For Jeff Magill, the legislation hits home – because it could potentially apply to the person who is accused of randomly murdering his daughter, Margery, when she was out walking a dog on Irving Street NW in August 2019. At the time, that suspect was 24 years old.
“I just can’t believe that they would after 15 years tell somebody, ‘Hey, you know what, you’re going to get a second look, a second chance.’ My daughter doesn’t get a second look or second chance,” Magill told FOX 5 Friday. “This takes the justice, the rule of law, those kinds of things out of it. And so if you have that, what do you have? You have nothing.”
Magill noted that he wouldn’t oppose this type of bill for people who’ve stolen cars or even robbed a bank, but he said letting violent criminals out early is going too far.
“I think that you’ve got to draw the line somewhere,” he added.
Patrice Sulton had a different take.
“It isn’t an automatic get out of jail free card at all,” the DC Justice Lab director explained.
Sulton advocated for the bill, and in an interview Friday evening, noted that it doesn’t force judges to let criminals out of prison, it gives judges the chance to reconsider sentences based on a variety of factors many years after those sentences have been handed down. She also noted that the Second Look Amendment Act expands on the Incarceration Reduction Amendment Act, which is already in place in D.C. and applies to those convicted of crimes committed before they turned 18.
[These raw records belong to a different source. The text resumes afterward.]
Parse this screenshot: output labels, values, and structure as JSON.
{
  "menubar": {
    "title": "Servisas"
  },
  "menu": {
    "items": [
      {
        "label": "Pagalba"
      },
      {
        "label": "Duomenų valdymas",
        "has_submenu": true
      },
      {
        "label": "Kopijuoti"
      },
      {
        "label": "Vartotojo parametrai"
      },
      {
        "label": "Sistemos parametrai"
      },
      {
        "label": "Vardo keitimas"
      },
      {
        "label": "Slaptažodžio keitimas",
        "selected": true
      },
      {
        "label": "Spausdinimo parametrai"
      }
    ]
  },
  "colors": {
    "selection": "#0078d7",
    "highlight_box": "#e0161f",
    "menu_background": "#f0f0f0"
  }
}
Sulton also expressed hope that the Second Look Amendment Act would incentivize criminals to own what they’ve done, admit it, potentially give grieving families some semblance of peace in the process.
“The idea that the current system is providing justice, I think is a flawed view,” Sulton said. “Our justice system is broken not just for the people who have perpetrated crimes, it’s broken for the victims too. It’s not serving anyone that way that it should be.”
A final vote on the Second Look Amendment Act is scheduled for Tuesday.